Angel, another student, showed off his sketchbook he brought for the hike. It was full of vibrant drawings of his favourite anime characters and dynamic sketches of the mountains. Everything he draws, he said, is drawn from memory.
Many of the students clearly shared an interest in both photography and nature. “Look at this view,” Genesis said excitedly, showing off a hilltop view of the city skyline. “It’s my secret spot.” When asked to divulge the ‘secret spot’s’ location, she answered: I don’t really know [where it is]. I just found it one time when I was trying to take a shortcut on the way home.” Walking next to her, Angel described his own go-to secret spot; a tall tree in the middle of their apartment complex that kids climbed. As he passed by a looming Douglas fir tree, someone playfully asked, “How would you climb that?” Angel thought for a moment and then lifted his trekking poles in the air with a grin, “With these!”
Creating and sharing images is essential to framing spaces. It can be a tool to visualise how each individual interacts with a space, interpret it, include others, and most of all, empower them to challenge certain narratives or definitions of ‘nature’ that have not taken their own lived experiences into account. Each of the student photographers and creators did more than capture the natural beauty they saw; they also expanded the view of who gets to share in it.
BEYOND THE MILE-MARKERS
Packing up after lunch, everyone’s feet, and eyes, were focused on the trail signs pointing back to the parking lot, but Liz was already looking to the future.

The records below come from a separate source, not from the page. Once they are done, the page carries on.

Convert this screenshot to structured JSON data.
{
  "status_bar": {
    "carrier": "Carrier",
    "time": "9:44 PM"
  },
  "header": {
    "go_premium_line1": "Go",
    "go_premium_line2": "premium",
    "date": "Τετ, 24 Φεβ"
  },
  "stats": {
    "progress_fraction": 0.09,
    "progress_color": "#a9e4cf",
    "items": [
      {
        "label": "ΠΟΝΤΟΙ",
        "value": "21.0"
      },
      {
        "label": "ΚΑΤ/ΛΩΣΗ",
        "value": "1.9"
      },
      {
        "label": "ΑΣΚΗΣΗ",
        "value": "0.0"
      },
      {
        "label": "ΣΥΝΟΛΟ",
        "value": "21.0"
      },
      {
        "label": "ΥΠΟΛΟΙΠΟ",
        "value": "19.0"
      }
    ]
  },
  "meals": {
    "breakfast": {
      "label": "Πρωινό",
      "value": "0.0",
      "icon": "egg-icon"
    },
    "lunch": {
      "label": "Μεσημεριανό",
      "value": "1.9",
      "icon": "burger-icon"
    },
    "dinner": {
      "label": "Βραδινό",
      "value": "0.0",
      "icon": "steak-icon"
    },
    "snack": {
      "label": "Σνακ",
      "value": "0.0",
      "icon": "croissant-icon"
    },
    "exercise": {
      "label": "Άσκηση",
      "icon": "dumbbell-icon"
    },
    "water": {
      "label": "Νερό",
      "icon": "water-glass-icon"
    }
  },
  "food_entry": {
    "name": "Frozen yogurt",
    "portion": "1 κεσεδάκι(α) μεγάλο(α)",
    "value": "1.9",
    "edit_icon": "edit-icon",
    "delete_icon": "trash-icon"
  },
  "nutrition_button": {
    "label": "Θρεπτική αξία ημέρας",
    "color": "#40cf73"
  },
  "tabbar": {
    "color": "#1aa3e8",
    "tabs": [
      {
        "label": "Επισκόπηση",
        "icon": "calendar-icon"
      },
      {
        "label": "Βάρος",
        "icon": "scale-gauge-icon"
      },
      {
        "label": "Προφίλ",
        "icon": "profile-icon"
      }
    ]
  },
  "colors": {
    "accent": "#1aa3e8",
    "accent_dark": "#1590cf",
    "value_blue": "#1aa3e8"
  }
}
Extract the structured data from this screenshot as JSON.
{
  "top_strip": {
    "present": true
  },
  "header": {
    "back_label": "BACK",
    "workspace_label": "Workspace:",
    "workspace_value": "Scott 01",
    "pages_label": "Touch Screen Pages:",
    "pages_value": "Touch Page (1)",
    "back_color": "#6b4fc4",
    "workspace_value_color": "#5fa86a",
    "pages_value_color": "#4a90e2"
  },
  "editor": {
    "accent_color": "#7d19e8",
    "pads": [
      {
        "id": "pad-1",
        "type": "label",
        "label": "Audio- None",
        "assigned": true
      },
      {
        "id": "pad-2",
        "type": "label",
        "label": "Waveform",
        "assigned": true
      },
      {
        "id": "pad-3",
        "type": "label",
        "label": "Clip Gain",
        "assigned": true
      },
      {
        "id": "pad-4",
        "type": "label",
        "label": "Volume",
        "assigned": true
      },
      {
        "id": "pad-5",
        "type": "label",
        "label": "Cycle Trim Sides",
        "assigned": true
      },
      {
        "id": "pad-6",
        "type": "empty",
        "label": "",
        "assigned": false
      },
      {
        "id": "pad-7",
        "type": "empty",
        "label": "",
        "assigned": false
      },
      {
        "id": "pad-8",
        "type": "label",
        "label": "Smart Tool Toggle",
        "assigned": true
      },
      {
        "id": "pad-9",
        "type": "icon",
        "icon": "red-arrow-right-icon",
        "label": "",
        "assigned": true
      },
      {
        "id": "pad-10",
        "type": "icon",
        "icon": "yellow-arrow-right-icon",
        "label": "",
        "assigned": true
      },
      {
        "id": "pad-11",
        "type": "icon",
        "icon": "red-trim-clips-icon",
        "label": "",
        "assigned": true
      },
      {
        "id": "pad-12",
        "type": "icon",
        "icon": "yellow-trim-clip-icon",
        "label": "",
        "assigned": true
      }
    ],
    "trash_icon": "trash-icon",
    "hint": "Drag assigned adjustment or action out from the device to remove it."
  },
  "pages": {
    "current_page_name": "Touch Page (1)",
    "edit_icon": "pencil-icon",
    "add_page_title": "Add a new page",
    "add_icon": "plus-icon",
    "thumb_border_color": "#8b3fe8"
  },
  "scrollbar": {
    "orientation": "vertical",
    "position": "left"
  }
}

“We really want to lead a snowshoeing field trip … (probably) in the Snoqualmie area,” she said, “…even though I’ve never been snowshoeing before!” While snow is in short supply at the end of July, ice cold water and an air-conditioned bus waited for the students at the trailhead. As the teens loaded up and traded their backpacks in for snacks, Liz took one last video to share with the El Centro community. “A round of applause for the 3-mile hike you did today. Three miles!”
Lily Poppen (she/her) likes long walks down produce aisles and wandering to find a sense of place—being born in China, raised in Iowa, attending college in Maine and slowly but surely pushing westward working in Colorado and Washington. While she loves New England, she has been delighted and inspired by the people and places (and switchbacks) in the Pacific Northwest. She is thrilled to be contributing to WTA this summer and on the side, serves as a poetry reader for "The Offing" magazine, based out of Seattle.